TIFF 2023 | Dear Jassi (Tarsem Singh Dhandwar, India) — Platform
By Meg Shields
It’s been eight years since Tarsem Singh released a movie. But that pales in comparison to the twenty years it took him to make Dear Jassi, a tragedy whose twists and turns would be unbelievable and overwrought if not for the horrifying fact that they really happened.
The film dramatizes the events that led up to the murder of 24-year-old Jaswinder ‘Jassi’ Kaur, an Indo-Canadian woman who was the victim of an honour killing orchestrated by her mother and uncle. Jassi’s murder—and the ongoing efforts to bring her killers to justice—are well-known to Canadians.
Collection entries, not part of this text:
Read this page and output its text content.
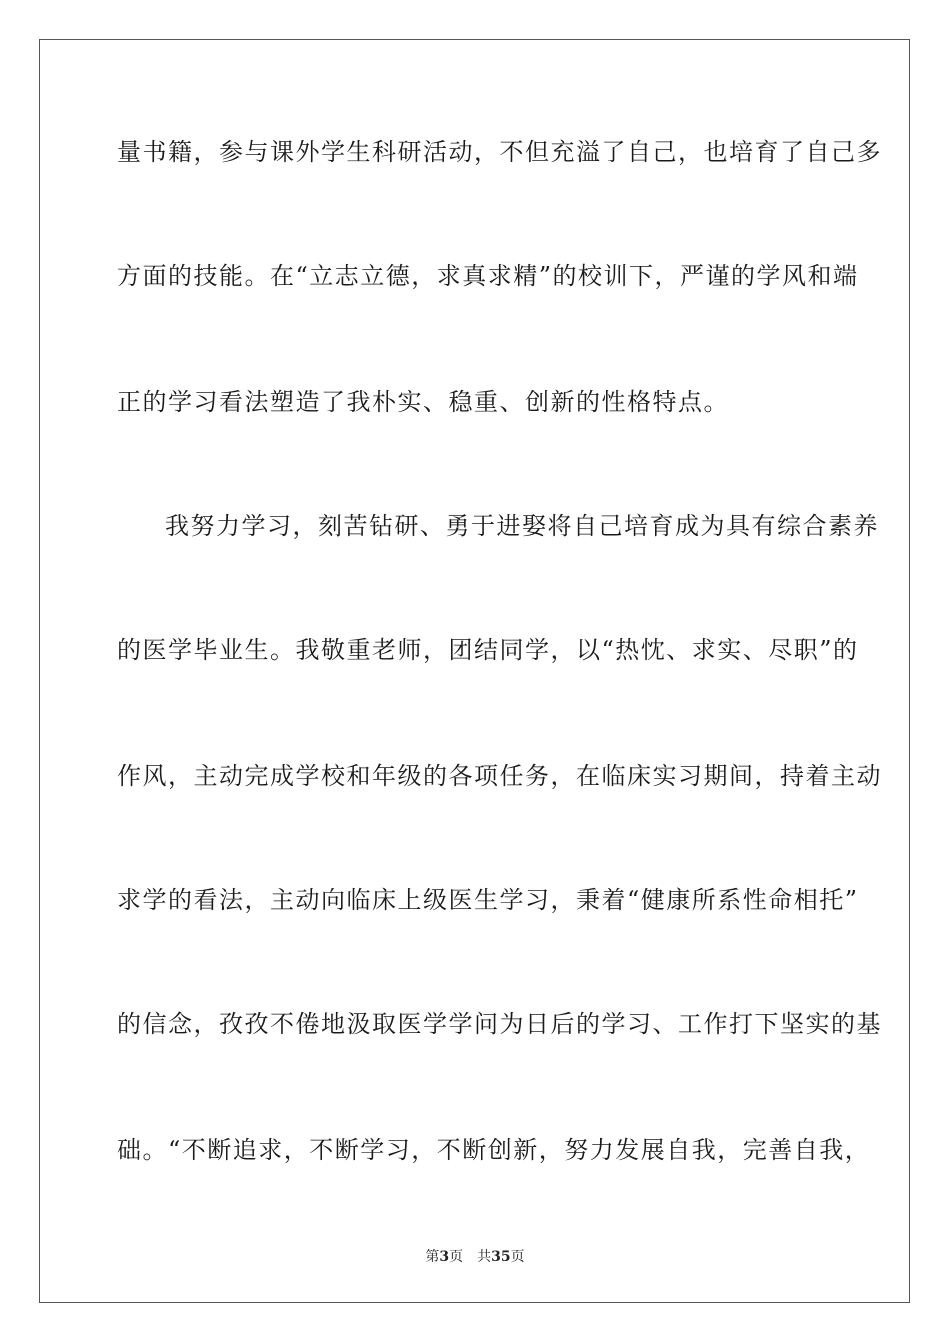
量书籍，参与课外学生科研活动，不但充溢了自己，也培育了自己多
方面的技能。在“立志立德，求真求精”的校训下，严谨的学风和端
正的学习看法塑造了我朴实、稳重、创新的性格特点。
我努力学习，刻苦钻研、勇于进娶将自己培育成为具有综合素养
的医学毕业生。我敬重老师，团结同学，以“热忱、求实、尽职”的
作风，主动完成学校和年级的各项任务，在临床实习期间，持着主动
求学的看法，主动向临床上级医生学习，秉着“健康所系性命相托”
的信念，孜孜不倦地汲取医学学问为日后的学习、工作打下坚实的基
础。“不断追求，不断学习，不断创新，努力发展自我，完善自我，
第3页 共35页
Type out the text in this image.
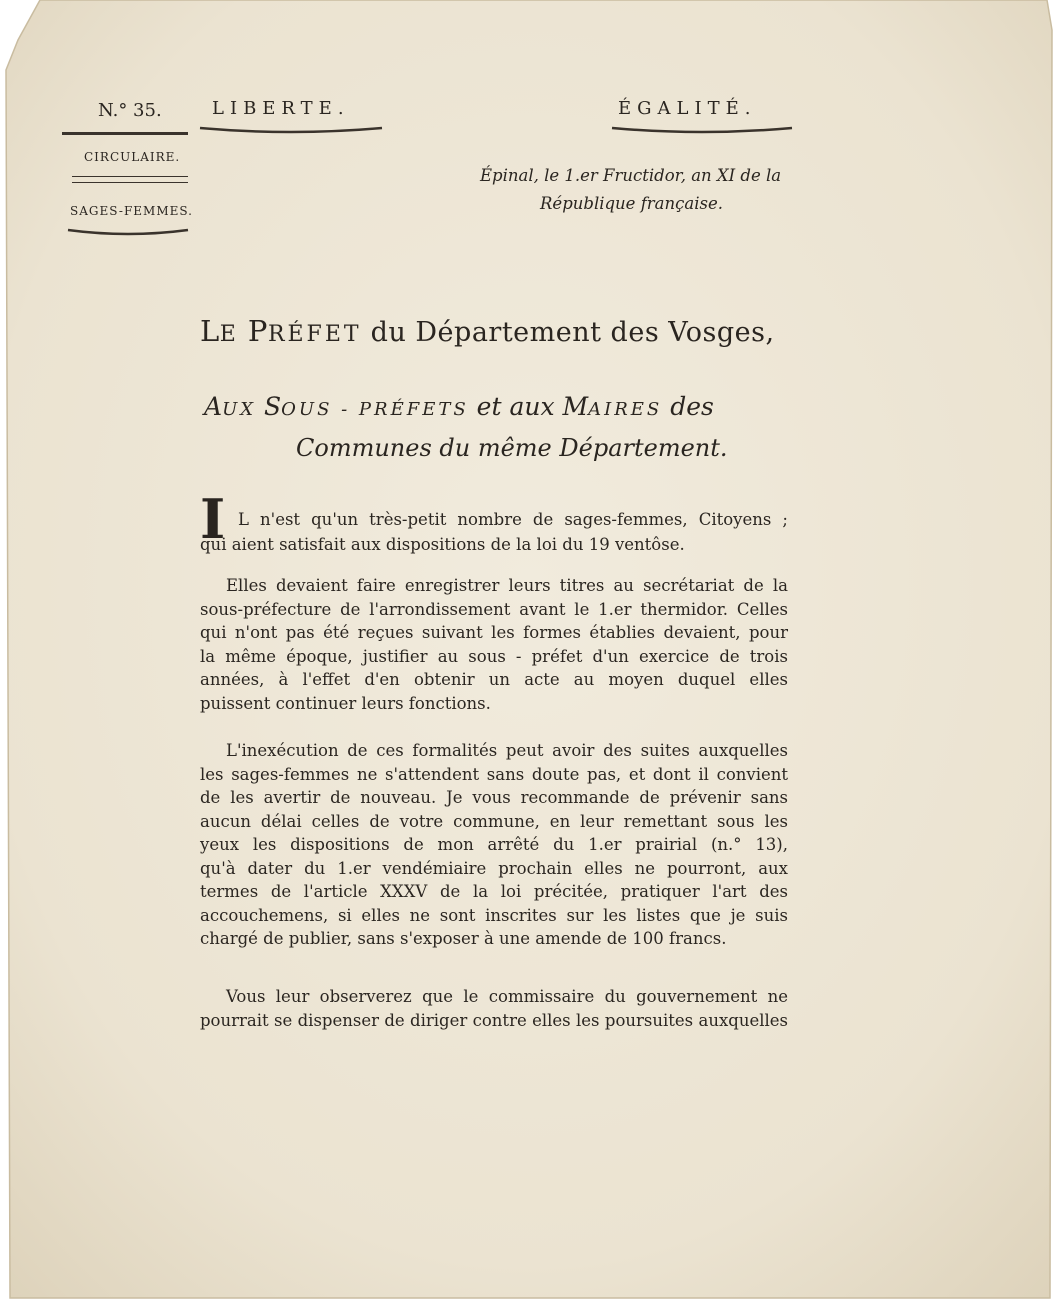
N.° 35.	LIBERTE.	ÉGALITÉ.
CIRCULAIRE.
SAGES-FEMMES.
Épinal, le 1.er Fructidor, an XI de la
République française.
LE PRÉFET du Département des Vosges,
AUX SOUS - PRÉFETS et aux MAIRES des
Communes du même Département.
I L n'est qu'un très-petit nombre de sages-femmes, Citoyens ;
qui aient satisfait aux dispositions de la loi du 19 ventôse.
Elles devaient faire enregistrer leurs titres au secrétariat de la
sous-préfecture de l'arrondissement avant le 1.er thermidor. Celles
qui n'ont pas été reçues suivant les formes établies devaient, pour
la même époque, justifier au sous - préfet d'un exercice de trois
années, à l'effet d'en obtenir un acte au moyen duquel elles
puissent continuer leurs fonctions.
L'inexécution de ces formalités peut avoir des suites auxquelles
les sages-femmes ne s'attendent sans doute pas, et dont il convient
de les avertir de nouveau. Je vous recommande de prévenir sans
aucun délai celles de votre commune, en leur remettant sous les
yeux les dispositions de mon arrêté du 1.er prairial (n.° 13),
qu'à dater du 1.er vendémiaire prochain elles ne pourront, aux
termes de l'article XXXV de la loi précitée, pratiquer l'art des
accouchemens, si elles ne sont inscrites sur les listes que je suis
chargé de publier, sans s'exposer à une amende de 100 francs.
Vous leur observerez que le commissaire du gouvernement ne
pourrait se dispenser de diriger contre elles les poursuites auxquelles
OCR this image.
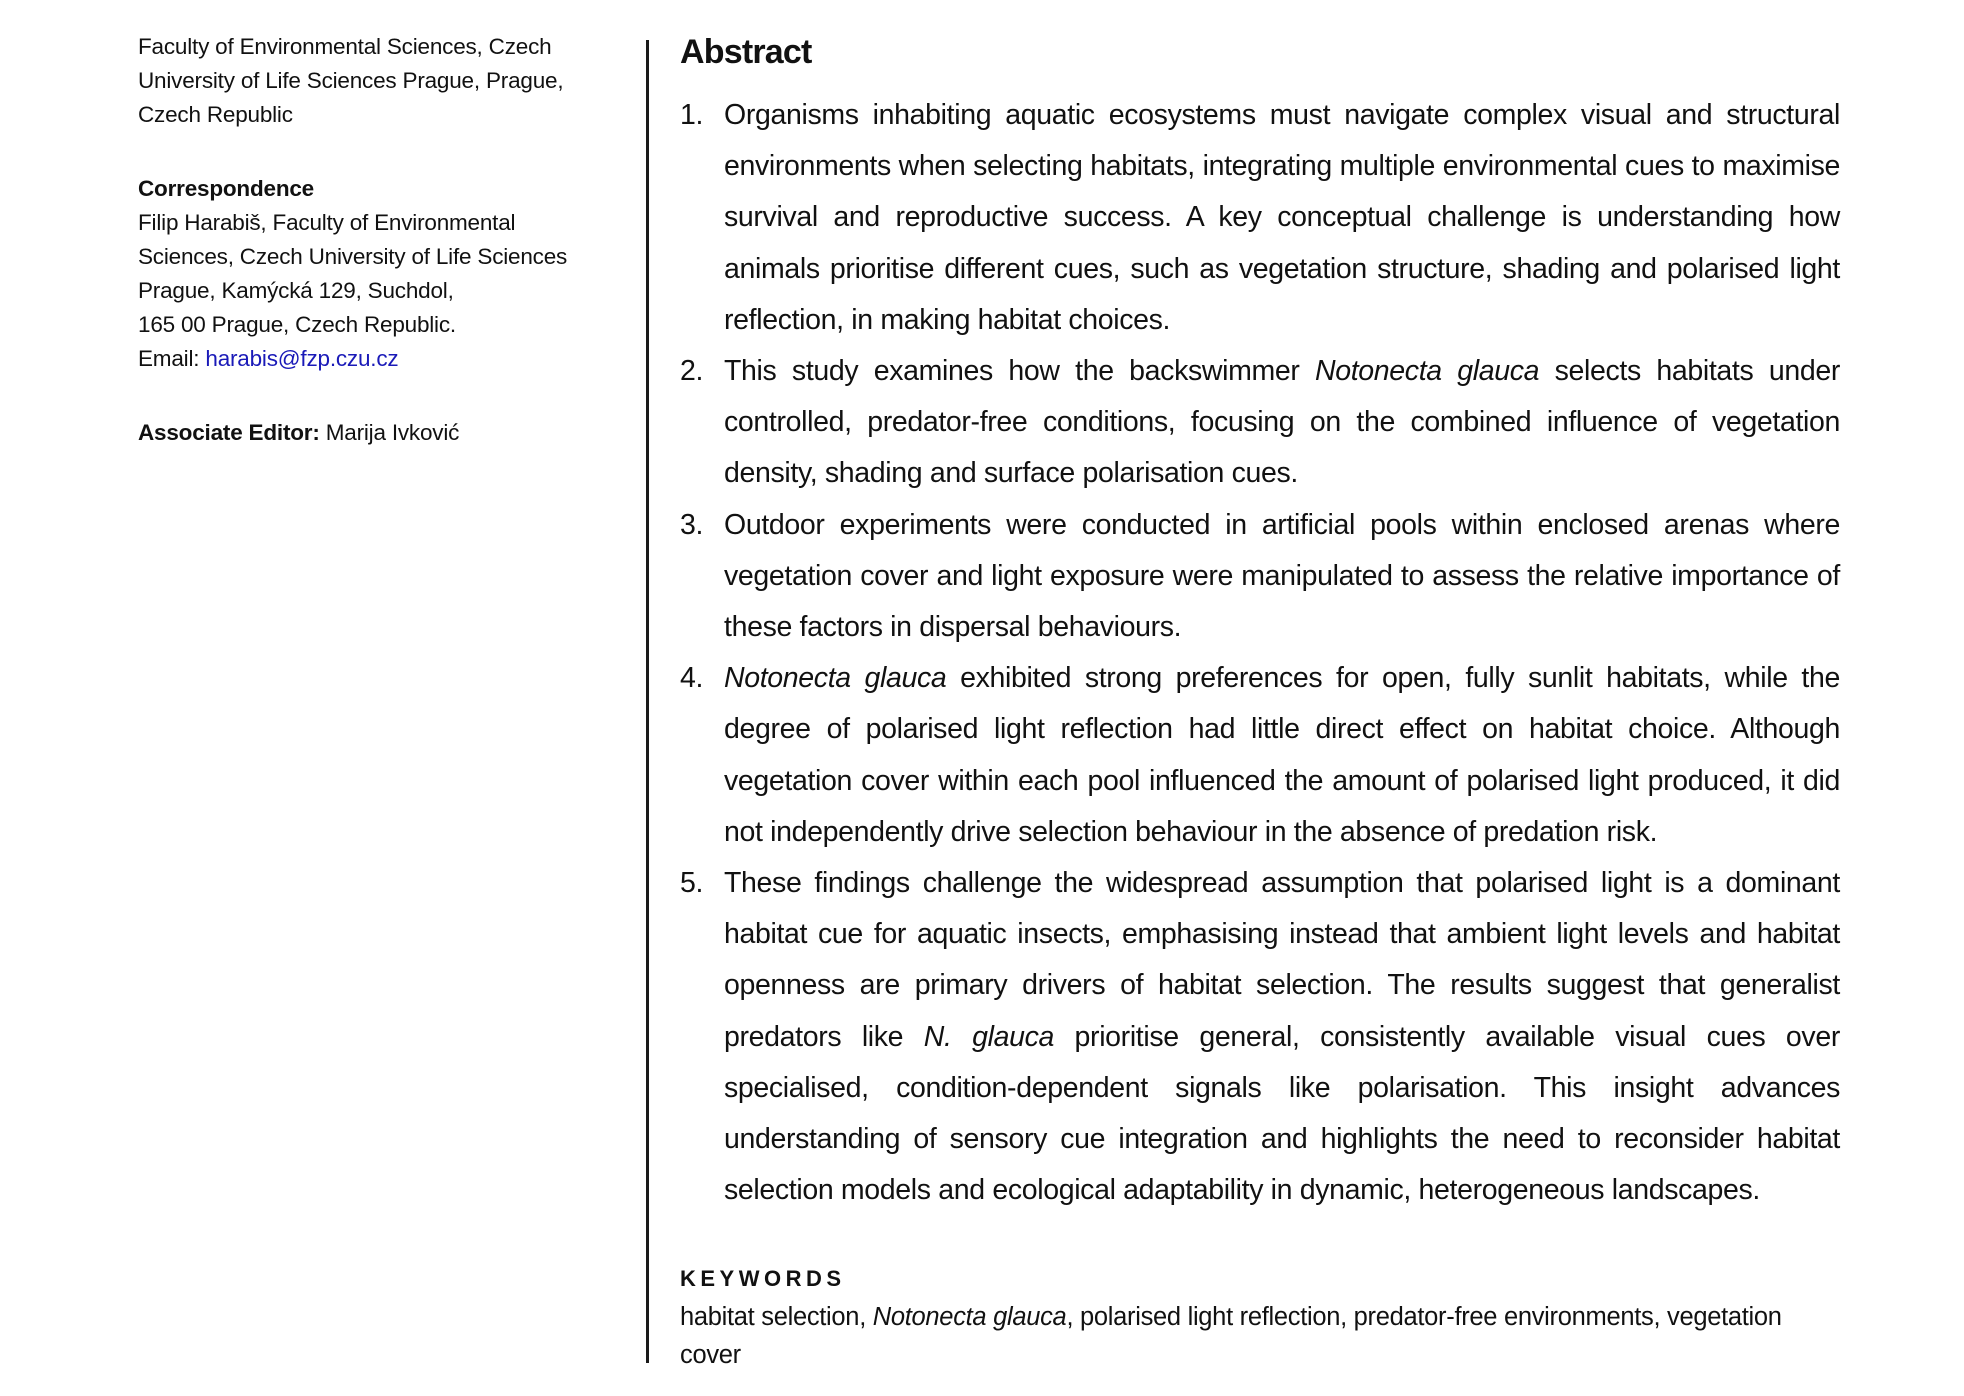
Faculty of Environmental Sciences, Czech University of Life Sciences Prague, Prague, Czech Republic

Correspondence

Filip Harabiš, Faculty of Environmental

Sciences, Czech University of Life Sciences

Prague, Kamýcká 129, Suchdol,

165 00 Prague, Czech Republic.

Email: harabis@fzp.czu.cz

Associate Editor: Marija Ivković

Abstract
1. Organisms inhabiting aquatic ecosystems must navigate complex visual and structural environments when selecting habitats, integrating multiple environmental cues to maximise survival and reproductive success. A key conceptual challenge is understanding how animals prioritise different cues, such as vegetation structure, shading and polarised light reflection, in making habitat choices.
2. This study examines how the backswimmer Notonecta glauca selects habitats under controlled, predator-free conditions, focusing on the combined influence of vegetation density, shading and surface polarisation cues.
3. Outdoor experiments were conducted in artificial pools within enclosed arenas where vegetation cover and light exposure were manipulated to assess the relative importance of these factors in dispersal behaviours.
4. Notonecta glauca exhibited strong preferences for open, fully sunlit habitats, while the degree of polarised light reflection had little direct effect on habitat choice. Although vegetation cover within each pool influenced the amount of polarised light produced, it did not independently drive selection behaviour in the absence of predation risk.
5. These findings challenge the widespread assumption that polarised light is a dominant habitat cue for aquatic insects, emphasising instead that ambient light levels and habitat openness are primary drivers of habitat selection. The results suggest that generalist predators like N. glauca prioritise general, consistently available visual cues over specialised, condition-dependent signals like polarisation. This insight advances understanding of sensory cue integration and highlights the need to reconsider habitat selection models and ecological adaptability in dynamic, heterogeneous landscapes.
KEYWORDS
habitat selection, Notonecta glauca, polarised light reflection, predator-free environments, vegetation cover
For Tarsem’s part, this tragedy, this real-life echo of Romeo and Juliet, became an obsession; a backburner that simmered for decades while he made a name for himself making bold maximalist fantasies like The Cell, The Fall, and Immortals.
Dear Jassi is both Tarsem’s most grounded and most personal film. And while long-suffering Tarsem heads may lament the lack of operatic crossfades and psycho-sexual costuming, the film’s intentional lack of expressionistic flourishes feels like the appropriate choice. Whether or not the film does enough to adequately prepare its audience for its shocking conclusion is another matter. Those in the know will feel the dread-filled undercurrent behind the teenage romance, bureaucratic hurtles, and wedding receptions. Meanwhile, those unaware of the event may find the film’s final act jarring; shock for shock’s sake rather than a truthful, and appropriately unpalatable depiction of a doomed romance cut short by deadly tradition. Like much of Tarsem’s work, Dear Jassi will be divisive. But it’s a story that deserves to be told mindfully and with discipline. In no small part to his past bombast and formalism, Tarsem was the one to tell it.